# siena 05 question



## d.ten (Jul 21, 2009)

Hi folk,

first post so be kind!

Ive been offered a mint 05 siena from a friend for a great price. I was wondering if anyone could lt me know if there were any problems with the carbon rear end on these models. Ive also been told that Litespeed can replace the carbon rear with a ti rear if needed, is this the case? (ive emailed litespeed some time ago but have yet to get a reply).

Always wanted a litespeed and would like to get as much info on the 05 siena as possible before parting with my ££££ or should i say $$$$

cheers


----------



## msosbo (Aug 19, 2008)

I have an 05 Saber with similar stays and no issues. I am 5'10", 210 lbs and I push the frame as hard as I can. I have heard from somebody on this forum about an issue with the junction between the Ti and carbon. I will be watching this thread to hear any feedback in regards to this issue.


----------



## geomoney (Oct 9, 2005)

I have an 04? Siena in a Medium/Large, original owner. It's one of 2 bikes I now own. I weighed around 195 pounds when I originally bought it, I'm "down" to about 180 now.
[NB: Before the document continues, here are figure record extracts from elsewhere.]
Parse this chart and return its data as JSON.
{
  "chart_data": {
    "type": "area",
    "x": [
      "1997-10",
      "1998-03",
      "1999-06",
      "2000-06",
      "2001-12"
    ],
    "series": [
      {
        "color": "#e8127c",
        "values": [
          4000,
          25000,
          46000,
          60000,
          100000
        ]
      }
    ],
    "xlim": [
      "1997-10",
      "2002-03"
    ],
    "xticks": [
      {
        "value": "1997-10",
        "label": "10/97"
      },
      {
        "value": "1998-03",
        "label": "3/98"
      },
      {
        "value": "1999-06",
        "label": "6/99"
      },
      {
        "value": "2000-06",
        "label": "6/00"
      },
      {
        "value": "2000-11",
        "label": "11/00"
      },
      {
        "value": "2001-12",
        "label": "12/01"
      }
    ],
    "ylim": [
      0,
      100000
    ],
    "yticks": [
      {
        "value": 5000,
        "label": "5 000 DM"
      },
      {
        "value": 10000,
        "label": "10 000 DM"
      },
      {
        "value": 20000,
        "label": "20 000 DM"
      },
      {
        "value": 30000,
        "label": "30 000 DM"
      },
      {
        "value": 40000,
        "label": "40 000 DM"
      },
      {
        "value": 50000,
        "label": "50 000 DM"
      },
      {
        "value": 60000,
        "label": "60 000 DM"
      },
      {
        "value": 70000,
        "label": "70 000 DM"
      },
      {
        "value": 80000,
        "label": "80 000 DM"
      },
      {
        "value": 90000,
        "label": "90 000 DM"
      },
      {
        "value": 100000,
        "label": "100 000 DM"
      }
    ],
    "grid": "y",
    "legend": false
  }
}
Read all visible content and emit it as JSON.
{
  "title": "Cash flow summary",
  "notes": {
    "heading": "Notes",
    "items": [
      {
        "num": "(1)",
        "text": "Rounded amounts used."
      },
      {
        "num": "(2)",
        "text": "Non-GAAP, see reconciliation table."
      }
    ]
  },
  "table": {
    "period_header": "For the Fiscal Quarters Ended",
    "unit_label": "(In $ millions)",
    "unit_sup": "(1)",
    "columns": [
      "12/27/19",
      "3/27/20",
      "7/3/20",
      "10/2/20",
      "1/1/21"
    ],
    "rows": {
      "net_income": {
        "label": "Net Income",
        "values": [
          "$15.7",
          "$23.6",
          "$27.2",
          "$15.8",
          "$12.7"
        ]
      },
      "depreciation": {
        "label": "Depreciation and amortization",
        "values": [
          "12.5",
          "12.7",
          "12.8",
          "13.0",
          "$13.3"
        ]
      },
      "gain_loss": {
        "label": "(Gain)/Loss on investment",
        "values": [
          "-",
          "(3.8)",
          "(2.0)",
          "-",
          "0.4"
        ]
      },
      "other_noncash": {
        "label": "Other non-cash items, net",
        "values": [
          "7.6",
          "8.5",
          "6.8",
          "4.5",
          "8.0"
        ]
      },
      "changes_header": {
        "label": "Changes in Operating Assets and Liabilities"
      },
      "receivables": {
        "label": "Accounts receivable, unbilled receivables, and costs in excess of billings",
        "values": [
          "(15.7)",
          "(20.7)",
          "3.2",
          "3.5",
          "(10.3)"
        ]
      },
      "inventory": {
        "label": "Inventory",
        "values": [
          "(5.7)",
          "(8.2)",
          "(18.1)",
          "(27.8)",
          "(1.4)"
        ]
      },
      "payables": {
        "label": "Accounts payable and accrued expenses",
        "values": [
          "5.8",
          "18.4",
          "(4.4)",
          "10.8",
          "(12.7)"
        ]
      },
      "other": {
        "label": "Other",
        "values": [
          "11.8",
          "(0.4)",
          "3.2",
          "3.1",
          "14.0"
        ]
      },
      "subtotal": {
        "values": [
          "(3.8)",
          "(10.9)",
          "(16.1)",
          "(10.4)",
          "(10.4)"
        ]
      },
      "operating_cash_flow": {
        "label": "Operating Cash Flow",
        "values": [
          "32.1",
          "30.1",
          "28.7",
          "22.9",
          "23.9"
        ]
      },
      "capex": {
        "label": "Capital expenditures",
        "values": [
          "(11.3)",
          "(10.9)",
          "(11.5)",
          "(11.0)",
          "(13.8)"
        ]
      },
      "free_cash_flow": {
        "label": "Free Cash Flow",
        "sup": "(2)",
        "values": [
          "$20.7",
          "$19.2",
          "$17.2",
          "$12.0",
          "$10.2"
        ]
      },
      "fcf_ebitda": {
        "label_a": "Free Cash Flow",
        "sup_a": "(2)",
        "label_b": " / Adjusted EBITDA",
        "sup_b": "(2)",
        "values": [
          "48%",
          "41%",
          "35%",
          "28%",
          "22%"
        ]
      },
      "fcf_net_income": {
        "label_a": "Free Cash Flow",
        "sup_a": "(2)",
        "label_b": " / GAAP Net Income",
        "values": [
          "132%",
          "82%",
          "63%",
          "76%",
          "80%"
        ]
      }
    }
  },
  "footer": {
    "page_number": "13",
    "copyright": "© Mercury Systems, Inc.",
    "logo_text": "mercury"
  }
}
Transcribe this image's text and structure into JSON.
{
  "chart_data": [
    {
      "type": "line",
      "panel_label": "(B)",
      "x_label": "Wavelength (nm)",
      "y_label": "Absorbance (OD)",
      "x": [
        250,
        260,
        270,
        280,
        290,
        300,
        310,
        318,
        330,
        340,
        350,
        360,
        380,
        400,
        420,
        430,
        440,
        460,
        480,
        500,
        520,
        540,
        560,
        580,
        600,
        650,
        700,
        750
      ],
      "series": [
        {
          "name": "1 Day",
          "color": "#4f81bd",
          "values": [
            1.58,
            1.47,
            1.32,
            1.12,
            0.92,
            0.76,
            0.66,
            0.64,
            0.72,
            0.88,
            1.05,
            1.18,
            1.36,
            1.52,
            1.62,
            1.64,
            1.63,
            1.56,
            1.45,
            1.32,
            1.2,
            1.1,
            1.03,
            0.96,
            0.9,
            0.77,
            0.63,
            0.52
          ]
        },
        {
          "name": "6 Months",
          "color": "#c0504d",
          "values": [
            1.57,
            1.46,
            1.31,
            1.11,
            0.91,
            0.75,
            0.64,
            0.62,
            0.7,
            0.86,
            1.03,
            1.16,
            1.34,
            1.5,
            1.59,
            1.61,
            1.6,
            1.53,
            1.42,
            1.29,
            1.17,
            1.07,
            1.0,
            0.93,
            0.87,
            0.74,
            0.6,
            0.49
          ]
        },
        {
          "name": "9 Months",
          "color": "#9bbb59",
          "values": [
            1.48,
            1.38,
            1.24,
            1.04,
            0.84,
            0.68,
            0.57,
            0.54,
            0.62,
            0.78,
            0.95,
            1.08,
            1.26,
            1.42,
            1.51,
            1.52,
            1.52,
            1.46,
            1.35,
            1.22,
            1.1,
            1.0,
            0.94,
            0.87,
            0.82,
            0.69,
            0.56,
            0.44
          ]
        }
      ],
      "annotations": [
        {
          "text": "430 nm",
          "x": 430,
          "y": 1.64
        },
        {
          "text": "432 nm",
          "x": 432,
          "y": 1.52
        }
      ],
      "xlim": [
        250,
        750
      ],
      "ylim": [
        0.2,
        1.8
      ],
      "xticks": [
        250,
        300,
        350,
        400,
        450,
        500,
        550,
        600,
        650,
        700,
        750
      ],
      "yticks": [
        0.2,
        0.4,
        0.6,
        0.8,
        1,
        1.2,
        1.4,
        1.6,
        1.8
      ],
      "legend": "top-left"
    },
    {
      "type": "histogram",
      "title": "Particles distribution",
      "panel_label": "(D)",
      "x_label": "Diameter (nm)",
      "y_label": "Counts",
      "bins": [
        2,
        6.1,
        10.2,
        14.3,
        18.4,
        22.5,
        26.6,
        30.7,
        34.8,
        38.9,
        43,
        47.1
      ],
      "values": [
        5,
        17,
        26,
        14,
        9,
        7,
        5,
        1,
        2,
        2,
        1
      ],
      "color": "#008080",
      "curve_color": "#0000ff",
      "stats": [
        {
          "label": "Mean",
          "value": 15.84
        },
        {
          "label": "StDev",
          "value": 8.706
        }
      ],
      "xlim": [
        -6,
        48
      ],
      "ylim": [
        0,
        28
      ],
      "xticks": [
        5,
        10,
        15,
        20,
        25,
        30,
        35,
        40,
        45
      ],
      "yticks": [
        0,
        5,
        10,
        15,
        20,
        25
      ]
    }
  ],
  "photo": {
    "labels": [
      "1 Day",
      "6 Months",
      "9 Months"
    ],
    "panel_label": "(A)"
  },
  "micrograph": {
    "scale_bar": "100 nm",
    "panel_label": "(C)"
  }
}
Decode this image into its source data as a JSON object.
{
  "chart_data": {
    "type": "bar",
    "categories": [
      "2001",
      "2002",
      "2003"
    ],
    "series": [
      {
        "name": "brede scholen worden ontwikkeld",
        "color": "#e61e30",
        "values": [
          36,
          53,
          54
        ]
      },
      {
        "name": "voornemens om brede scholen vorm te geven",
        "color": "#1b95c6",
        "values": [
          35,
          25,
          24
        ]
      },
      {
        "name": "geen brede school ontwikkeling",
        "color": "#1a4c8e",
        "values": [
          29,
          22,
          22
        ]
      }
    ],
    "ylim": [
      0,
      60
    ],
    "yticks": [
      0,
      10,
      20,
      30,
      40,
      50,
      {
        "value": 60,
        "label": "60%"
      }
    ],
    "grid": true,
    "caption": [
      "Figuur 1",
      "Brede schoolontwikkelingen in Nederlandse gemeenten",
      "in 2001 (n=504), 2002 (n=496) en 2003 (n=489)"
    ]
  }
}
Have ridden the bike regularly over the years, I put an average of 60-75 miles a week on it. I would have to say that it has absolutely no less than 7500 miles on it. The computer I had on it broke around 3 years ago, and I just never replaced it. I'm not even adding in the time I put on it over the winter on a trainer. I've had absolutely no problems whatsoever, and would recommend it to anyone looking at this frame. 

I've actually been tossing around the idea to replace it, but I can't justify my reason for wanting to replace it.


----------



## d.ten (Jul 21, 2009)

thanks, i went for it and am waiting for delivery..will put up a pic when i figure out how to do this!!

cheers


----------



## groundzero (Oct 25, 2004)

I have an 04 and have never had a problem with the rear carbon stays. They do stiffen up the ride vs a full Ti setup though.


----------



## geomoney (Oct 9, 2005)

Uh, what do you have in the background there?


----------



## groundzero (Oct 25, 2004)

some tools and a can of Pledge that I use to clean and shine my bikes.


----------



## geomoney (Oct 9, 2005)

There must be something wrong with my computer. On my screen I see a Pinarello. For a second I thought that someone had snuck into my basement and taken a picture of my 2bikes. Then I realized that I don't have a can of Pledge in my house..........


----------



## HigherGround (Mar 3, 2005)

geomoney said:


> There must be something wrong with my computer. On my screen I see a Pinarello. For a second I thought that someone had snuck into my basement and taken a picture of my 2bikes. Then I realized that I don't have a can of Pledge in my house..........


 Nice - your priorities are in the right place!


----------



## groundzero (Oct 25, 2004)

oh yeah... you are correct it is a Pinarello!


----------